1. Brevity Brotha!
Keep it short and sweet. Any successful professional has a lot going on. You’ve heard it before… time is money. If your proposal isn’t short, you run the risk of it being ignored, skimmed or sent to the back of the bunch for review later. The best idea is to create simple bullet points highlighting benefits and keep the entire proposal to a couple pages.
2. Layout is key!
If your proposal is in paragraph form, it will suffer the same fate as the long proposal. Make sure you have enough room in the actual document for the reviewer’s eyes to ‘breath’. $50-$100 for a designer to layout your proposal will be money well spent. Aim for crisp, clean, organized, and professional.
3. Looks shouldn’t be deceiving…
Make pricing clear. Don’t count on the reviewer to know what you charge. Also, don’t make it difficult to find pricing. Hiding pricing exudes little confidence and may make you look like either A) like you’re trying to hide pricing because what you’re offering is under-valued or B) like you’re unsure of what you’re asking for. Regardless, you always want to portray confidence in your product, and confidence in the value of the advertising you’re offering.
4. Show em’ what they’re gettin.
Pair pricing with traffic. It sounds like a simple concept, but it’s often overlooked. You wouldn’t go to the grocery and expect them to ask you for $100 for ‘stuff’, you’d want to see the groceries first! In the same way, you have to show someone what they’re going to get before you can expect them to want to buy it. Make sure you ALWAYS have pricing directly next to any type of numbers such as traffic. If you show them the value, they’ll show you the money… well usually.

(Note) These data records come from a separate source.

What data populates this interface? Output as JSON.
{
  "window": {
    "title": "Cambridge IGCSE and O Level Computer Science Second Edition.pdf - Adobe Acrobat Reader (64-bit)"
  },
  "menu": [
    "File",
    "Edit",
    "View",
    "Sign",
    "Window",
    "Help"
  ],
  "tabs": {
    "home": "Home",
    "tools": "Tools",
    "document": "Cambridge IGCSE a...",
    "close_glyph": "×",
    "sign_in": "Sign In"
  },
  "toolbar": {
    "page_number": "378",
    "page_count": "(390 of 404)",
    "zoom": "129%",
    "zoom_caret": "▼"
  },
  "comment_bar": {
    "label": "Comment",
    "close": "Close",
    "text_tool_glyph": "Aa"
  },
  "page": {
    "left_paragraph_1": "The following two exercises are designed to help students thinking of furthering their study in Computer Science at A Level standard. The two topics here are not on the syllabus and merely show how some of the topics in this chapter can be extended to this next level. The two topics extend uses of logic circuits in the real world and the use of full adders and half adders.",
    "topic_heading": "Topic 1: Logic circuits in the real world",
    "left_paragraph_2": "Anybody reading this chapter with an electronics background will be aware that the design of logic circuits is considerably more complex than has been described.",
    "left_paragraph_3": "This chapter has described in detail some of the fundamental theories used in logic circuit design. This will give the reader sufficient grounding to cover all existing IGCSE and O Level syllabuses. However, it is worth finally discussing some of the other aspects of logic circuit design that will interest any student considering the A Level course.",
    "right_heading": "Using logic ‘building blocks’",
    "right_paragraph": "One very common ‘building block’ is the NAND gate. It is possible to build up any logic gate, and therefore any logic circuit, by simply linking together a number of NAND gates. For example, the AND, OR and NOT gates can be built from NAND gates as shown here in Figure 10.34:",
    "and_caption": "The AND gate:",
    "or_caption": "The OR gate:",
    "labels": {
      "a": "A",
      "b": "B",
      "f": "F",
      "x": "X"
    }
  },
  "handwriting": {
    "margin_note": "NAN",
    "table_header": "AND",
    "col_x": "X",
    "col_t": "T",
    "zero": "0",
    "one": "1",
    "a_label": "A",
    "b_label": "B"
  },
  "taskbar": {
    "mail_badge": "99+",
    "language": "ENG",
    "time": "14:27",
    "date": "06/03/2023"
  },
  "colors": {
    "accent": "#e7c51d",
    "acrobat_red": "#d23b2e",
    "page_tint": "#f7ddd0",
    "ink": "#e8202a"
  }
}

Always include demographics. Some people are ONLY interested in demographics. In other cases, if you have a special demographic, you might peek someone’s interest in what you’re offering just because you called out the specialized population. Including demographics shows that you know what you’re offering.
6. Don’t be a dummy!
Remember to proof read. Not much to say here. You have a spell checker… use it. If you’re not the best speller (my pops once told me if I won the spelling bee it was probably a mistake), it’s another good reason to take your proposal to a designer to ‘finish’. Mistakes in grammar and spelling are the quickest ways to the trash folder.
7. What is it anyway?
Show where placements will appear. Take a screenshot, scan, picture, whatever you need to do to show exactly where the advertisement will appear. If you can’t do any of those three things (or something else equally visual), don’t even bother. You have to show it to sell it.
8. ABC – Always be Closing (Boiler room reference anyone?)
Include contact information. You never know where a person will be reading your proposal. Maybe on their phone, maybe printed out, maybe at a computer. Even though any prospect will likely already have your information from your email, make sure to include the contact information on the proposal as well. You can never be too accessible.
9. Keep your hands to yourself!
Don’t mention others, just focus on yourself. If you’ve done business with other people, let that be your ace in the hole. Get testimonials from those people, include one or two (with their permission) in your proposal, OR wait for a follow-up conversation to bring out the reviews. Whoever you’re speaking with wants to know what you will do for THEM, not necessarily what you’ve done for someone else.
10. Don’t get too excited!
Things take time, be patient. It’s possible that you won’t hear back, or it will take a little while to get a response. Just remember to be persistent, but not annoying. Sending an email every day after the proposal is sent seems desperate. Instead, wait for a week, and send an email asking if they received your proposal. Wait another week and make a phone-call. If it’s time sensitive, make a phone-call a few days after the proposal is sent.